Laura Stannard, a member of the Citywide Housing Coalition, spoke of the origins of Vancouver’s difficulty with homelessness. “Back in the nineties, the Tory government under Brian Mulroney cancelled the social housing program ... and ever since then we’ve been paying lower taxes, which is about all you can ever get people up in arms about.”
This policy shift has created a dearth of funding for social programs, which Stannard identifies as the main contributing factor in the lack of affordable housing. “Starting from the fifties, and moving into the sixties and seventies, we were building [hundreds of] units of family housing a year,” asserted Stannard, but nowadays, “we have no social housing program ... we are the only Western industrialized nation that doesn’t.”
She pins her hopes in large part on Bill C-304, the piece of legislation put forward by East Vancouver MP Libby Davies, which aims to “bring all levels of government together to increase safe, affordable housing across Canada.” This Bill aims to establish the first comprehensive social housing strategy since the 1990s, which Stannard believes will allow, “effective planning of affordable inclusive communities ... which [are composed of] single units, units for couples, and family units.” In Stannard’s experience dealing with the homeless community in Vancouver, “some people have a difficult time sharing space with others, in terms of sharing bathrooms and meals, it’s too much ... we need self contained single unit housing.”

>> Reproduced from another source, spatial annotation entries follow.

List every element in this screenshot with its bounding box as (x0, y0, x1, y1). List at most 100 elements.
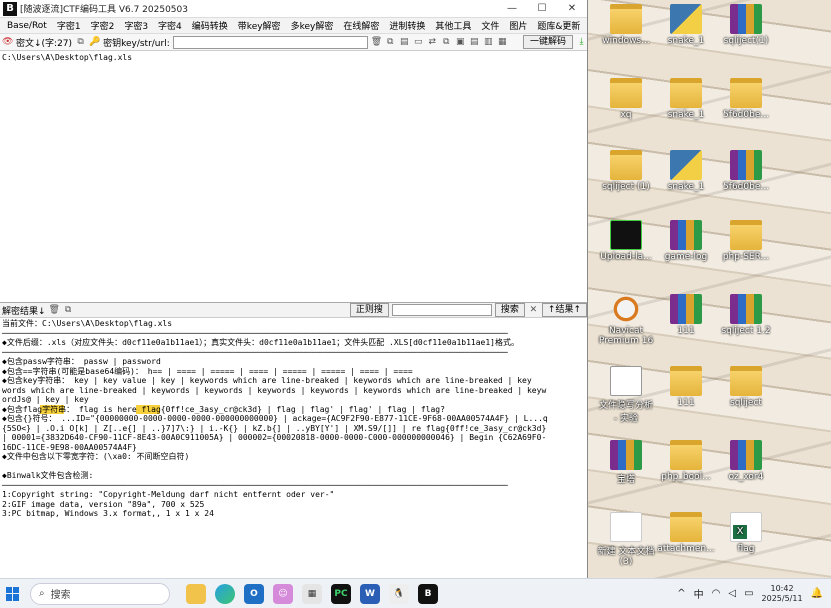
menu-item[interactable]: 多key解密 (286, 19, 339, 32)
menu-item[interactable]: 字密1 (52, 19, 86, 32)
delete-icon[interactable]: 🗑 (371, 37, 382, 48)
swap-icon[interactable]: ⇄ (427, 37, 438, 48)
close-button[interactable]: ✕ (557, 0, 587, 18)
desktop-icon-label: Navicat Premium 16 (598, 326, 654, 346)
desktop-icon[interactable]: 5f6d0be... (716, 78, 776, 120)
ime-indicator[interactable]: 中 (694, 586, 704, 601)
desktop-icon[interactable]: 5f6d0be... (716, 150, 776, 192)
result-button[interactable]: ↑结果↑ (541, 303, 587, 317)
menu-item[interactable]: 文件 (476, 19, 504, 32)
taskbar-search[interactable]: ⌕ 搜索 (30, 582, 170, 605)
desktop-icon-label: 5f6d0be... (723, 182, 769, 192)
menu-item[interactable]: 在线解密 (338, 19, 384, 32)
one-click-decode-button[interactable]: 一键解码 (522, 35, 573, 49)
copy-icon[interactable]: ⧉ (75, 37, 86, 48)
edge-icon[interactable] (215, 583, 235, 604)
desktop-icon[interactable]: sqliject (1) (596, 150, 656, 192)
chevron-up-icon[interactable]: ^ (677, 588, 685, 599)
copy-icon[interactable]: ⧉ (63, 305, 74, 316)
rar-icon (730, 4, 762, 34)
desktop-icon[interactable]: 文件隐写分析 - 实验 (596, 366, 656, 424)
word-icon[interactable]: W (360, 583, 380, 604)
menu-item[interactable]: Base/Rot (2, 21, 52, 31)
open-icon[interactable]: ▭ (413, 37, 424, 48)
menu-item[interactable]: 带key解密 (233, 19, 286, 32)
desktop-icon[interactable]: sqliject (716, 366, 776, 408)
store-icon[interactable]: ▦ (302, 583, 322, 604)
paste-icon[interactable]: ▤ (399, 37, 410, 48)
notification-icon[interactable]: 🔔 (811, 588, 823, 599)
eye-icon[interactable]: 👁 (2, 37, 13, 48)
key-input[interactable] (172, 35, 368, 49)
desktop: windows... snake_1 sqliject(1) xq snake_1 5f6… (588, 0, 831, 578)
search-button[interactable]: 搜索 (494, 303, 525, 317)
desktop-icon[interactable]: sqliject 1.2 (716, 294, 776, 336)
start-button-icon[interactable] (6, 586, 20, 601)
lock-icon[interactable]: ▣ (455, 37, 466, 48)
cipher-label: 密文↓(字:27) (16, 38, 73, 49)
menu-item[interactable]: 其他工具 (430, 19, 476, 32)
menu-item[interactable]: 字密2 (86, 19, 120, 32)
regex-search-button[interactable]: 正则搜 (349, 303, 389, 317)
wifi-icon[interactable]: ◠ (712, 588, 721, 599)
desktop-icon[interactable]: snake_1 (656, 150, 716, 192)
desktop-icon[interactable]: xq (596, 78, 656, 120)
desktop-icon[interactable]: flag (716, 512, 776, 554)
menu-item[interactable]: 字密3 (119, 19, 153, 32)
desktop-icon[interactable]: sqliject(1) (716, 4, 776, 46)
clock[interactable]: 10:42 2025/5/11 (762, 584, 803, 604)
desktop-icon[interactable]: oz_xor4 (716, 440, 776, 482)
menu-item[interactable]: 图片 (504, 19, 532, 32)
pycharm-icon[interactable]: PC (331, 583, 351, 604)
minimize-button[interactable]: — (497, 0, 527, 18)
results-output[interactable]: 当前文件：C:\Users\A\Desktop\flag.xls ────────… (0, 318, 587, 573)
binwalk-header: ◆Binwalk文件包含检测: (2, 471, 94, 480)
desktop-icon-label: snake_1 (667, 182, 705, 192)
copy-icon[interactable]: ⧉ (441, 37, 452, 48)
ctf-tool-taskbar-icon[interactable]: B (418, 583, 438, 604)
decode-icon[interactable]: ⤓ (576, 37, 587, 48)
desktop-icon[interactable]: 宝塔 (596, 440, 656, 485)
file-explorer-icon[interactable] (186, 583, 206, 604)
key-icon: 🔑 (89, 36, 101, 47)
key-label: 密钥key/str/url: (103, 38, 170, 49)
braces-result-cont: | 00001={3832D640-CF90-11CF-8E43-00A0C91… (2, 433, 547, 442)
desktop-icon[interactable]: 111 (656, 366, 716, 408)
passw-result: ◆包含passw字符串： passw | password (2, 357, 161, 366)
braces-result: ◆包含{}符号： ...ID="{00000000-0000-0000-0000… (2, 414, 548, 423)
ciphertext-editor[interactable]: C:\Users\A\Desktop\flag.xls (0, 51, 587, 303)
outlook-icon[interactable]: O (244, 583, 264, 604)
desktop-icon[interactable]: attachmen... (656, 512, 716, 554)
speaker-icon[interactable]: ◁ (728, 588, 736, 599)
settings-icon[interactable]: ▦ (497, 37, 508, 48)
desktop-icon[interactable]: php_bool... (656, 440, 716, 482)
menu-item[interactable]: 字密4 (153, 19, 187, 32)
ctf-icon (610, 220, 642, 250)
menu-item[interactable]: 进制转换 (384, 19, 430, 32)
save-icon[interactable]: ▤ (469, 37, 480, 48)
cat-app-icon[interactable]: ☺ (273, 583, 293, 604)
folder-icon (670, 512, 702, 542)
desktop-icon[interactable]: windows... (596, 4, 656, 46)
close-icon[interactable]: ✕ (528, 305, 539, 316)
binwalk-item: 3:PC bitmap, Windows 3.x format,, 1 x 1 … (2, 509, 214, 518)
copy-icon[interactable]: ⧉ (385, 37, 396, 48)
clear-icon[interactable]: ▥ (483, 37, 494, 48)
desktop-icon-label: windows... (602, 36, 650, 46)
menu-item[interactable]: 编码转换 (187, 19, 233, 32)
battery-icon[interactable]: ▭ (744, 588, 753, 599)
desktop-icon[interactable]: 111 (656, 294, 716, 336)
desktop-icon[interactable]: snake_1 (656, 78, 716, 120)
results-search-input[interactable] (391, 304, 492, 316)
menu-item[interactable]: 题库&更新 (532, 19, 585, 32)
desktop-icon[interactable]: Upload-la... (596, 220, 656, 262)
desktop-icon[interactable]: game-log (656, 220, 716, 262)
time: 10:42 (770, 583, 794, 593)
desktop-icon[interactable]: 新建 文本文档 (3) (596, 512, 656, 567)
desktop-icon[interactable]: snake_1 (656, 4, 716, 46)
delete-icon[interactable]: 🗑 (49, 305, 60, 316)
desktop-icon[interactable]: php-SER... (716, 220, 776, 262)
qq-icon[interactable]: 🐧 (389, 583, 409, 604)
maximize-button[interactable]: ☐ (527, 0, 557, 18)
desktop-icon[interactable]: Navicat Premium 16 (596, 294, 656, 346)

As to the long term plan of the Red Tent program, Stannard speculates that the flimsy habitations will remain in use, “for as long as [they] are needed,” or until policy shifts are brought into effect on the part of the government. However, on the subject of undoing the funding cuts wrought by Mulroney over a decade ago, she admits that, “[she doesn’t] think that you could ever win an election with a party proposing higher taxes,” no matter who the beneficiaries may be.